Should We Be ‘Friends’ With Our Children?

We live in an era where we are conscious of our children’s needs; long gone are the days of “children are to be seen and not heard.” We want our children to have a voice, we wish for them to be happy, and we desire to know them as individuals. As they age, we can be tempted to befriend our children; we love who they are becoming and the closeness we feel to them can bring us to the friendship line.

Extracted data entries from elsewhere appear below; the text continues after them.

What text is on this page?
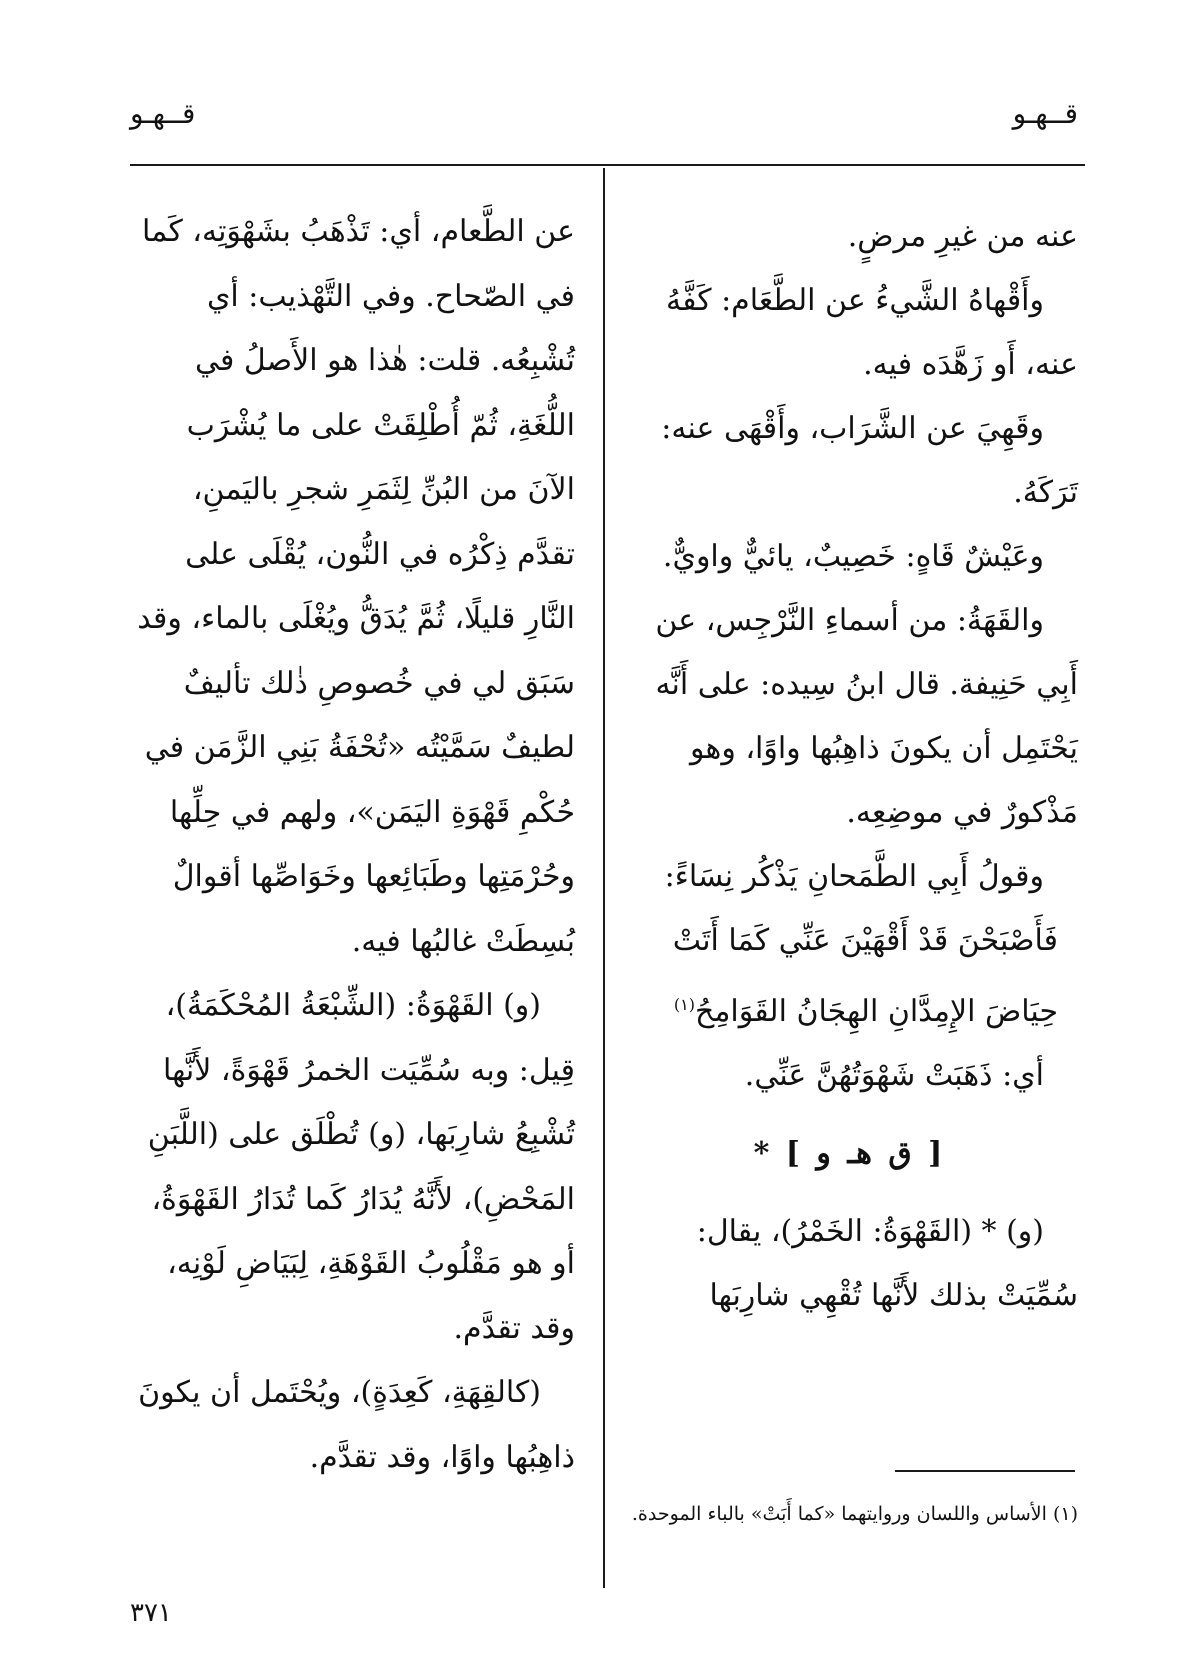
قــهـو
قــهـو

عنه من غيرِ مرضٍ.

وأَقْهاهُ الشَّيءُ عن الطَّعَام: كَفَّهُ عنه، أَو زَهَّدَه فيه.

وقَهِيَ عن الشَّرَاب، وأَقْهَى عنه: تَرَكَهُ.

وعَيْشٌ قَاهٍ: خَصِيبٌ، يائيٌّ واويٌّ.

والقَهَةُ: من أسماءِ النَّرْجِس، عن أَبِي حَنِيفة. قال ابنُ سِيده: على أَنَّه يَحْتَمِل أن يكونَ ذاهِبُها واوًا، وهو مَذْكورٌ في موضِعِه.

وقولُ أَبِي الطَّمَحانِ يَذْكُر نِسَاءً:

فَأَصْبَحْنَ قَدْ أَقْهَيْنَ عَنِّي كَمَا أَتَتْ

حِيَاضَ الإِمِدَّانِ الهِجَانُ القَوَامِحُ$^{(١)}$

أي: ذَهَبَتْ شَهْوَتُهُنَّ عَنِّي.

[ ق هـ و ] *

(و) * (القَهْوَةُ: الخَمْرُ)، يقال: سُمِّيَتْ بذلك لأَنَّها تُقْهِي شارِبَها

عن الطَّعام، أي: تَذْهَبُ بشَهْوَتِه، كَما في الصّحاح. وفي التَّهْذيب: أي تُشْبِعُه. قلت: هٰذا هو الأَصلُ في اللُّغَةِ، ثُمّ أُطْلِقَتْ على ما يُشْرَب الآنَ من البُنِّ لِثَمَرِ شجرِ باليَمنِ، تقدَّم ذِكْرُه في النُّون، يُقْلَى على النَّارِ قليلًا، ثُمَّ يُدَقُّ ويُغْلَى بالماء، وقد سَبَق لي في خُصوصِ ذٰلك تأليفٌ لطيفٌ سَمَّيْتُه «تُحْفَةُ بَنِي الزَّمَن في حُكْمِ قَهْوَةِ اليَمَن»، ولهم في حِلِّها وحُرْمَتِها وطَبَائِعها وخَوَاصِّها أقوالٌ بُسِطَتْ غالبُها فيه.

(و) القَهْوَةُ: (الشِّبْعَةُ المُحْكَمَةُ)، قِيل: وبه سُمِّيَت الخمرُ قَهْوَةً، لأَنَّها تُشْبِعُ شارِبَها، (و) تُطْلَق على (اللَّبَنِ المَحْضِ)، لأَنَّهُ يُدَارُ كَما تُدَارُ القَهْوَةُ، أو هو مَقْلُوبُ القَوْهَةِ، لِبَيَاضِ لَوْنِه، وقد تقدَّم.

(كالقِهَةِ، كَعِدَةٍ)، ويُحْتَمل أن يكونَ ذاهِبُها واوًا، وقد تقدَّم.

(١) الأساس واللسان وروايتهما «كما أَبَتْ» بالباء الموحدة.
٣٧١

When we become friends with our children, we run the risk of:

  • creating in them a confidante. Children are not equipped to handle our marital issues or family drama and are not meant to carry the weight of adult’s problems.
  • creating in them a mediator. Children are not meant to carry messages back and forth to the other parent; it puts them in an awkward position of seeing their parents’ emotional reactions.
  • creating in them a secret keeper. This creates turmoil, inner angst, and can create long lasting effects.
  • moving towards pleasing our children instead of needing at times to say no. We may love our children and want to know them personally, but we are still their disciplinarians and their protectors – being a friend to our child automatically blurs those lines.
  • creating a parentified child. When children feel that they are taking care of you, the power differential has shifted, placing too much responsibility on someone not mature enough to handle it.

Whether they are four or forty, we will forever be in the parental role with our children. They will come to us at various times in their life and just need us to be mom or dad. And we can love, support, and be close to our children as a parent – let your friends be your friends, and let your kids be your kids; they are forever roles.